Our notions of the Stranger embedded in Stranger Danger are also highly codified by these violent histories, as Ahmed says “… some bodies become dangerous, others endangered… violence becomes instructions when it is accompanied by a narrative” (2017, pg. 24). Our socio-historical and political instructive narrative is one of white capitalist hetero-patriarchal supremacy. We bodies that have been made bags heavy with the past. Body bags weighted by biographies of violence, with wounds of shame that have seeped into the sentence of our self-articulation.
Somewhere down the line, a brutal Black patriarchy came to replace a brutal white patriarchy, and we; the femme, Trans and queer were still left out in the hunting ground, prey for snatching. What are the radical possibilities of liberation and creation of a Black masculinity that does the intentional work of refusing to articulate itself in wounded attachment to a racially gendered masculinist historical order? One that chooses rather, to queer the creations of Black masculinity, and one that ultimately ponders “when, beneath the black mask, a human being begins to make himself felt one cannot escape a certain awful wonder as to what kind of human being it is.” (Baldwin, 1955: n.a).

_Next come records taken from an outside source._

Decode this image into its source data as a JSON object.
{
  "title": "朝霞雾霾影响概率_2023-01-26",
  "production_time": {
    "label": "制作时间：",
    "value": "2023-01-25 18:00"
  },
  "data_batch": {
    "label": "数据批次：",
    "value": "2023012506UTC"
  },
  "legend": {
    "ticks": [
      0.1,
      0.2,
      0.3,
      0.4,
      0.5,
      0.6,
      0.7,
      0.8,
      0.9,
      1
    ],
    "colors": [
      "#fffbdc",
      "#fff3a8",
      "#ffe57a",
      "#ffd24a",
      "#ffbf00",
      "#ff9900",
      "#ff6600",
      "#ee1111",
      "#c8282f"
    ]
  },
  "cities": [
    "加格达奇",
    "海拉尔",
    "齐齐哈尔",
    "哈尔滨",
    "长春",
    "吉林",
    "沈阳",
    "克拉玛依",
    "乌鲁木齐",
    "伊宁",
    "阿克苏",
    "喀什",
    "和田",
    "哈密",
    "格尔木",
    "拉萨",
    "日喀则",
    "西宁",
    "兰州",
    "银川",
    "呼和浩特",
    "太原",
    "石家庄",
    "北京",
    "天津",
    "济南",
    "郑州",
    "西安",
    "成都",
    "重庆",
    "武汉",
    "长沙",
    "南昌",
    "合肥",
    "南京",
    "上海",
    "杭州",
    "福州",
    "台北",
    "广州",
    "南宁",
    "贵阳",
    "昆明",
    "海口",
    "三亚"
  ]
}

We often talk about a new day coming, close your eyes can you hear her? I used to think I knew what this meant and looked like but now I accept with a defeated humility and exhaustion that I in fact, have no idea. All that I do know is that these histories that have birthed such violence and pain are not Infallible Fathers and perhaps Disavowal as a tool of dismantling may be the beginning of their end.